Adaptive moment estimation (Adam) addresses this by adjusting the step size according to gradient magnitudes, using the second moment estimate - a variance measure for each parameter:

\[\v v_{t+1} \gets \gamma \v v_t + (1-\gamma) \big(\nabla L[\v \phi_t]\big)^2\]

Combining the first and second moment estimates, the parameter update is:

\[\v \phi_{t+1} \gets \v \phi_t - \frac{\alpha}{\sqrt{\v {\tilde{v}_{t+1}}} + \epsilon}\v {\tilde{m}}_{t+1}\]

Both estimates are initialized with zeros, resulting in biased and smaller estimates early in training. Adam corrects this bias by adjusting each estimate, which has a diminishing effect over time:

\[\tilde {\v m}_{t+1} \gets \frac{\v m_{t+1}}{1 - \beta^{t+1}} \\ \tilde {\v v}_{t+1} \gets \frac{\v v_{t+1}}{1 - \gamma^{t+1}} \\\]

Additionally, implementing a learning rate warm-up strategy can further mitigate the impact of initial bias, gradually increasing the learning rate at the start of training to improve stability and performance. For details on using L2 regularization, see AdamW.

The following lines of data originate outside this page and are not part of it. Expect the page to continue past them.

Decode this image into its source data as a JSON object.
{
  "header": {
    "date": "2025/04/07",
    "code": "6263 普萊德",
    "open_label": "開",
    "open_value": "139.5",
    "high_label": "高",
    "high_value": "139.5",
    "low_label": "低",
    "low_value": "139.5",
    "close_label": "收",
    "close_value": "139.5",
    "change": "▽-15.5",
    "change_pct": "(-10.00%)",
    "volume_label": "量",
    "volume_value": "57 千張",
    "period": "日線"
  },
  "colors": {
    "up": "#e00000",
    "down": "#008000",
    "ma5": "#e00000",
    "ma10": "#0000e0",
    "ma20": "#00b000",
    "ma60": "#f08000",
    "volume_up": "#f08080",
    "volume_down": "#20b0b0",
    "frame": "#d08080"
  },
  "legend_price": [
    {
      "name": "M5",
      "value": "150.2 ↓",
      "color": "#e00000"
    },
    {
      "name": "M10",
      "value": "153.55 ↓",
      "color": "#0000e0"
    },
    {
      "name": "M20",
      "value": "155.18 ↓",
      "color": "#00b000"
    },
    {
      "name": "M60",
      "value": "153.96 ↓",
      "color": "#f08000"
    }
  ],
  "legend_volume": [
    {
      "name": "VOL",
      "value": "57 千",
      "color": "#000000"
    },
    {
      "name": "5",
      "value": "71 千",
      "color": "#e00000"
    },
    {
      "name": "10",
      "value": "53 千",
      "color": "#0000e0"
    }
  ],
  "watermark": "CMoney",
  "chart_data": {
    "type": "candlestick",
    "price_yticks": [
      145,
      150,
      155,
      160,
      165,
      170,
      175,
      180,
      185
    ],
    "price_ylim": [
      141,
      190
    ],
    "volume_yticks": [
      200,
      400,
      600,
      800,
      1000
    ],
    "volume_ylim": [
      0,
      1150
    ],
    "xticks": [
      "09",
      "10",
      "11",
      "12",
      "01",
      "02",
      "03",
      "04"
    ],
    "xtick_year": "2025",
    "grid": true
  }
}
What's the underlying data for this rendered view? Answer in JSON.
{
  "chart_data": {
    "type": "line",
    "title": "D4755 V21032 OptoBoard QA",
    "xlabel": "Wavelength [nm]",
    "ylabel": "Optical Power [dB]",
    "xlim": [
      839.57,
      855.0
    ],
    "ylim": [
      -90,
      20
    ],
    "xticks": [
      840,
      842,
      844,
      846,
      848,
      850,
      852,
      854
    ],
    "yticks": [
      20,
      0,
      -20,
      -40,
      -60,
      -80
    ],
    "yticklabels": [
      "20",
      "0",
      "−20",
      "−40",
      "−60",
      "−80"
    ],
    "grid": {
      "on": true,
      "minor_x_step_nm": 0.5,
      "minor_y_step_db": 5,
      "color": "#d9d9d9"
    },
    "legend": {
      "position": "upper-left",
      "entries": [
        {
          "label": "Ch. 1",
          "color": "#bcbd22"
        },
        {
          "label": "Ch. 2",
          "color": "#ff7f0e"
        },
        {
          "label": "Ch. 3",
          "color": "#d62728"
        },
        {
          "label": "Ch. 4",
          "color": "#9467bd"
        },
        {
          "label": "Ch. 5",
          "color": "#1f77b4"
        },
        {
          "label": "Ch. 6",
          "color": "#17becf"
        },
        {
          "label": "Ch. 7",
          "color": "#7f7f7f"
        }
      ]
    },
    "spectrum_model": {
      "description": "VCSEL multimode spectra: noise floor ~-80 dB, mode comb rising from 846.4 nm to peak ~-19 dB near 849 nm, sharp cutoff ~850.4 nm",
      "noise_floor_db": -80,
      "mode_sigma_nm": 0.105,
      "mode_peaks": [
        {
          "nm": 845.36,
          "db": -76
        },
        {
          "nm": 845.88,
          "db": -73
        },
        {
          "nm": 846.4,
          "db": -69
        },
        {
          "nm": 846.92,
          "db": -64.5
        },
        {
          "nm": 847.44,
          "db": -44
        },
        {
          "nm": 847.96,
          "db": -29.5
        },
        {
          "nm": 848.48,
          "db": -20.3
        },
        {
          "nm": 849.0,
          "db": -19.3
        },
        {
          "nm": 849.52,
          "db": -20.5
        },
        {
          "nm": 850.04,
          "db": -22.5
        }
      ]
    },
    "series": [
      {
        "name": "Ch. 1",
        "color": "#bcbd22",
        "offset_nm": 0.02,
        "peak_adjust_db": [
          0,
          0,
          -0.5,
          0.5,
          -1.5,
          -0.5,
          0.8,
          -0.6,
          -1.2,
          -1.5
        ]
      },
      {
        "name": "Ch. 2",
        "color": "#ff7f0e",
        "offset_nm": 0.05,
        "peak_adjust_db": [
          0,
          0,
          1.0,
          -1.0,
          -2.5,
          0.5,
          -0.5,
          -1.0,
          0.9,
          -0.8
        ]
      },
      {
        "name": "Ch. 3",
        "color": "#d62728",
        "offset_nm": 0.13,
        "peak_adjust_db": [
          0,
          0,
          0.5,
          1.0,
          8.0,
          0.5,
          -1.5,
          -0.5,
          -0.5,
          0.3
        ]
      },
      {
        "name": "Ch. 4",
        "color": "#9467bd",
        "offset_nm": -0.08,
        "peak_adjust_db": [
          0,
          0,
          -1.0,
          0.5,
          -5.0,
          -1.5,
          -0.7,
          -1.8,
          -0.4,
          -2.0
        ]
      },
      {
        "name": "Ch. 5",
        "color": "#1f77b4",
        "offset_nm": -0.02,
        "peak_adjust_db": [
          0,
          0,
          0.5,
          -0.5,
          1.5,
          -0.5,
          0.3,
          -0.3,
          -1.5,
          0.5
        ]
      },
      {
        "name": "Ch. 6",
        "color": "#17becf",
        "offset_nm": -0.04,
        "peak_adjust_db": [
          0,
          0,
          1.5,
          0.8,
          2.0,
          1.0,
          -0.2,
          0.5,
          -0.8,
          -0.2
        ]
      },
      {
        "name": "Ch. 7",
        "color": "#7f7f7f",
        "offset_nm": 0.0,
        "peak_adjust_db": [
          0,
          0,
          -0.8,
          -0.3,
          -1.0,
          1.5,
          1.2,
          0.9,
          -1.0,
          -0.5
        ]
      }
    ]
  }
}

A function is convex if no chord, line segment between two points on the surface, intersects a function. Let $\v \phi_1$ and $\v \phi_2$ be two possible sets of parameters where $\v \phi_t = t \v \phi_1 + (1-t)\v \phi_2$. The function is convex if for all $\v \phi_1$ and $\v \phi_2$, and for any $0 \le t \le 1$, the condition $L(\v \phi_t) \le tL(\v \phi_1) + (1-t)L(\v \phi_2)$ holds. Alternatively, we may verify convexity by checking if the Hessian $\v H[\v \phi]$ is positive definite for all possible parameters.